The man detailed to give me assistance to the plane is Hungarian. I don’t much like the wheelchair, but it’s better than the miles of corridors. He tells me he also speaks Rumanian, he grew up on the border and when he was a teenager ran for his life into Hungary with soldiers shooting at him. He’s a lovely man and tells me there will soon be no young people left in Hungary as there are no jobs. His pay here is low but enough to live on. He insists on seeing me to my seat.
The passenger next to me is another kettle of fish. He spends most of the journey telling me about how rich he is, his job as an oil magnate, his house ‘in the back of Chelsea’, his farm, how he usually spends the summer in Saint Tropez….I murmur politely, trying to finish the crossword and his conversation gets more and more grandiose. He goes quiet for a bit, then tells me his young daughter is in hospital in France and they don’t know what’s wrong. I suddenly understand that he’s trying to bet all his wealth for his daughter’s health and feel immensely sorry for him. I try to sound more impressed at all his wordly goods, his companies and flights to Australia. It’s the only thing he has to hang on to.

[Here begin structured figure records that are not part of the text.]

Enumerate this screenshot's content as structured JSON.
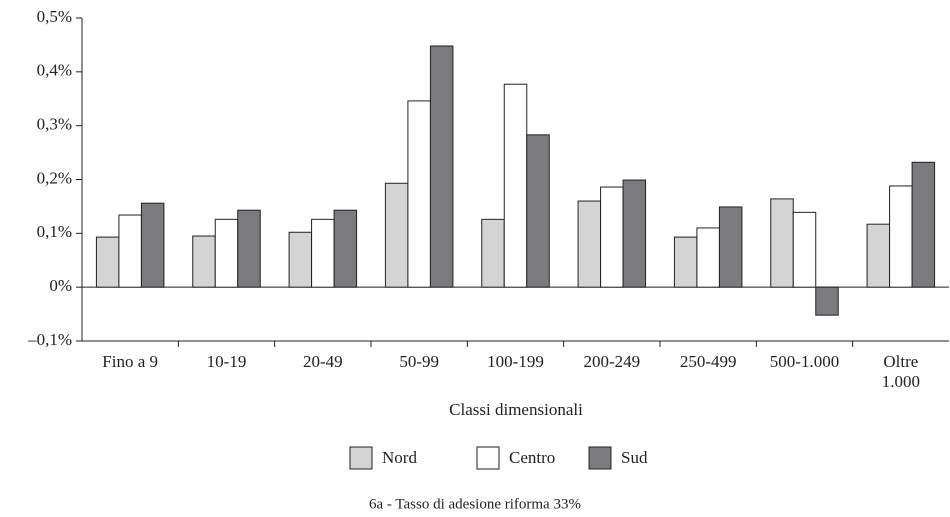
{
  "chart_data": {
    "type": "bar",
    "x_label": "Classi dimensionali",
    "caption": "6a - Tasso di adesione riforma 33%",
    "categories": [
      "Fino a 9",
      "10-19",
      "20-49",
      "50-99",
      "100-199",
      "200-249",
      "250-499",
      "500-1.000",
      "Oltre\n1.000"
    ],
    "series": [
      {
        "name": "Nord",
        "color": "#d4d4d4",
        "values": [
          0.093,
          0.095,
          0.102,
          0.193,
          0.126,
          0.16,
          0.093,
          0.164,
          0.117
        ]
      },
      {
        "name": "Centro",
        "color": "#ffffff",
        "values": [
          0.134,
          0.126,
          0.126,
          0.346,
          0.377,
          0.186,
          0.11,
          0.139,
          0.188
        ]
      },
      {
        "name": "Sud",
        "color": "#7b7b7d",
        "values": [
          0.156,
          0.143,
          0.143,
          0.448,
          0.283,
          0.199,
          0.149,
          -0.052,
          0.232
        ]
      }
    ],
    "ylim": [
      -0.1,
      0.5
    ],
    "yticks": [
      {
        "value": -0.1,
        "label": "–0,1%"
      },
      {
        "value": 0,
        "label": "0%"
      },
      {
        "value": 0.1,
        "label": "0,1%"
      },
      {
        "value": 0.2,
        "label": "0,2%"
      },
      {
        "value": 0.3,
        "label": "0,3%"
      },
      {
        "value": 0.4,
        "label": "0,4%"
      },
      {
        "value": 0.5,
        "label": "0,5%"
      }
    ],
    "grid": false,
    "legend": "bottom"
  }
}
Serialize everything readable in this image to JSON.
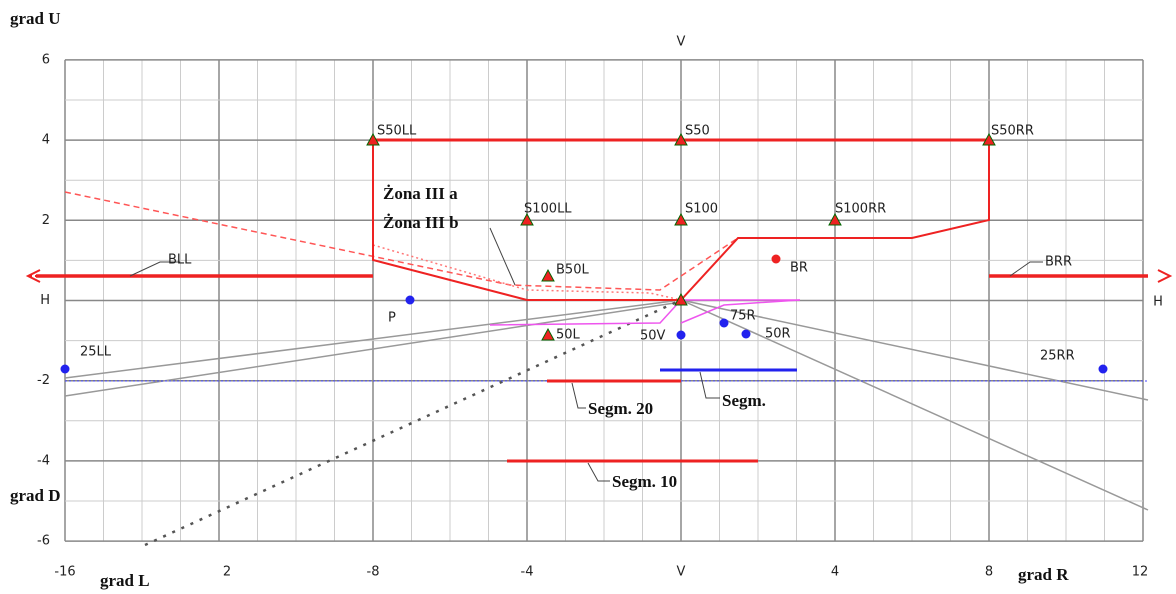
{
  "axis_labels": {
    "top": "V",
    "right": "H",
    "up": "grad U",
    "down": "grad D",
    "left_dir": "grad L",
    "right_dir": "grad R"
  },
  "x_ticks": [
    "-16",
    "2",
    "-8",
    "-4",
    "V",
    "4",
    "8",
    "12"
  ],
  "y_ticks": [
    "6",
    "4",
    "2",
    "H",
    "-2",
    "-4",
    "-6"
  ],
  "points": [
    "S50LL",
    "S50",
    "S50RR",
    "S100LL",
    "S100",
    "S100RR",
    "B50L",
    "50L",
    "BR",
    "P",
    "25LL",
    "50V",
    "75R",
    "50R",
    "25RR"
  ],
  "lines": [
    "BLL",
    "BRR"
  ],
  "zones": [
    "Żona III a",
    "Żona III b"
  ],
  "segments": [
    "Segm. 20",
    "Segm.",
    "Segm. 10"
  ]
}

My room at the hotel is splendid, the same one Mum and I had about ten years ago with a balcony. I wake up and have a cuppa in bright sunshine, brought the travelling kettle with me.
Down to breakfast at the civilised hour of 9.45. The stick becomes an ally, it keeps falling over and people rush to pick it up and chat. I borrow a plate to eat my other meals. The room has a fridge so time to go to the market. for some supplies.